Definitions of modesty are actually more culturally based than people realize. The new testament focuses on modesty in a spiritual framework, rather than an absolutely focusing on specific attire. Both Paul (1 Timothy 2:9-10) and Peter (1 Peter 3:3) say that women should apply the concept of modesty to their motivations, and focus on inner beauty, rather than drawing attention by being too flashy in their dress. In other words, if a woman is wearing clothes to seduce men, or to shame poorer women, then she is in sin. Otherwise, clothes are clothes as long they are covering naked body parts. Common sense should tell people what is and isn’t appropriate.
Some argue that “girding up the loins” represents pants and was something that only men did, so women shouldn’t were pants because they never “girded their loins”. Girding one’s loins was done when someone needed to do physically intense labor, run from danger, etc. The implication is that only men would have needed to gird their loins, however, this is historically false and biblically doesn’t work. Proverbs 31 talks about the virtuous woman, and mentions that she “girdeth her loins with strength, and strengtheneth her arms”. Other translates say she “throws herself into her work”, this implies that women did do laborious tasks that required girding, and a virtuous woman is a hard worker. In Luke 12:35, Jesus (talking to everyone) says to be like servants awaiting their master and have your “loins girded” in preparation for his return. This was more of an analogy but the reference it to a physical action that they were all familiar with and capable of. Likewise, Ephesians 6:14 uses a reference to military armor as an analogy for spiritual attributes that believers have, and says to have “your loins girt about with truth”. 1 Peter 1:13, says to “gird the loins” of your mind, as a reference to mental focus on a task.

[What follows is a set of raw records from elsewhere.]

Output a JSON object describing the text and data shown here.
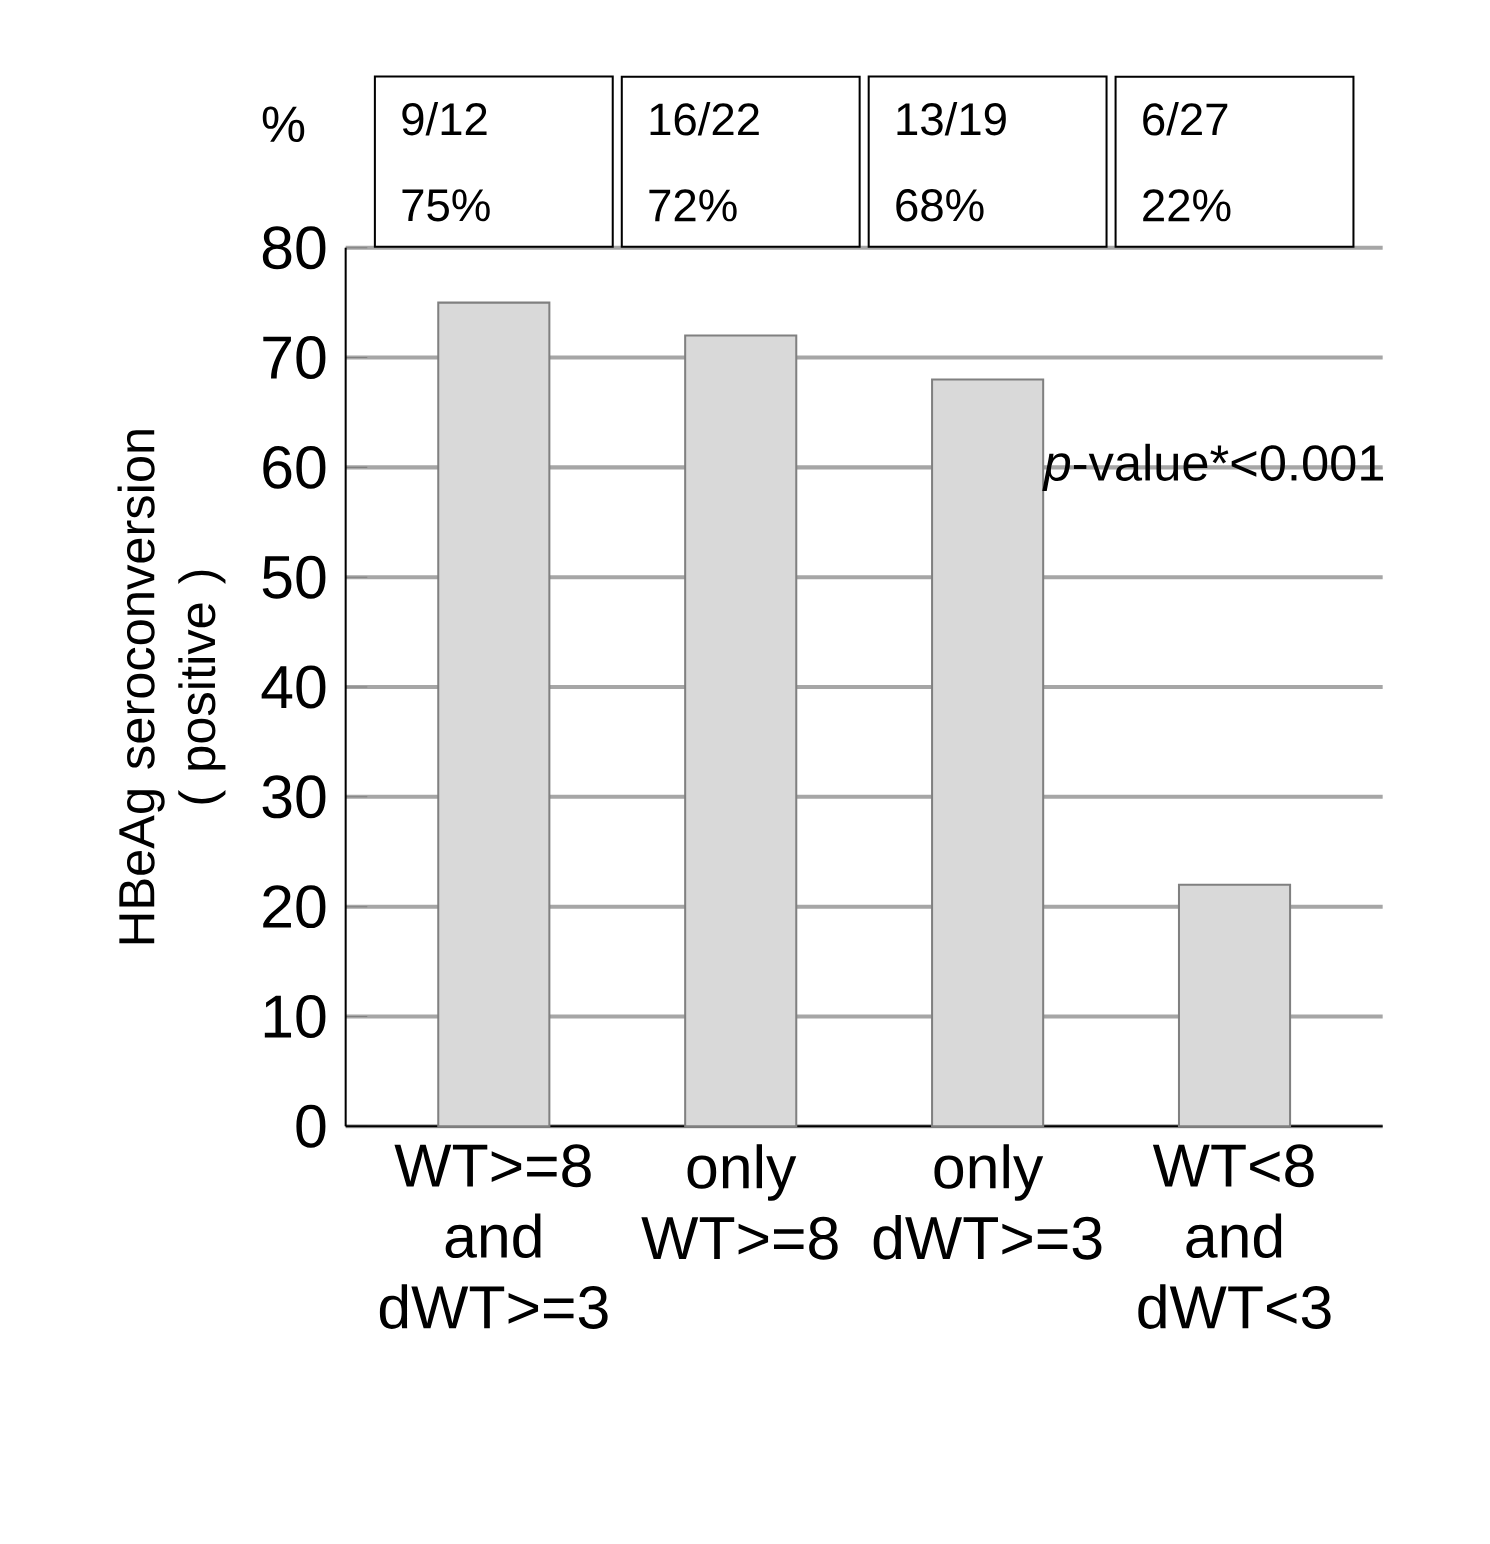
{
  "chart_data": {
    "type": "bar",
    "categories": [
      "WT>=8 and dWT>=3",
      "only WT>=8",
      "only dWT>=3",
      "WT<8 and dWT<3"
    ],
    "values": [
      75,
      72,
      68,
      22
    ],
    "color": "#d9d9d9",
    "ylabel": "HBeAg seroconversion ( positive )",
    "ylim": [
      0,
      80
    ],
    "yticks": [
      0,
      10,
      20,
      30,
      40,
      50,
      60,
      70,
      80
    ],
    "grid": "y",
    "annotations": [
      "%",
      "*p*-value*<0.001",
      "9/12",
      "75%",
      "16/22",
      "72%",
      "13/19",
      "68%",
      "6/27",
      "22%"
    ]
  }
}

An article on the subject:
“If a woman is not to have an article of clothing made for her to wear that was originally made for men, such as pants, then that should pertain to ALL clothing. This should then apply to t-shirts, which were originally made for GIs in WWII, and even more so if you are to take that this scripture is making specific references to garments of war. This rule should also apply to other articles of clothing originally made for men such as baseball caps, team jerseys, work boots, and certain styles of coats and jackets.”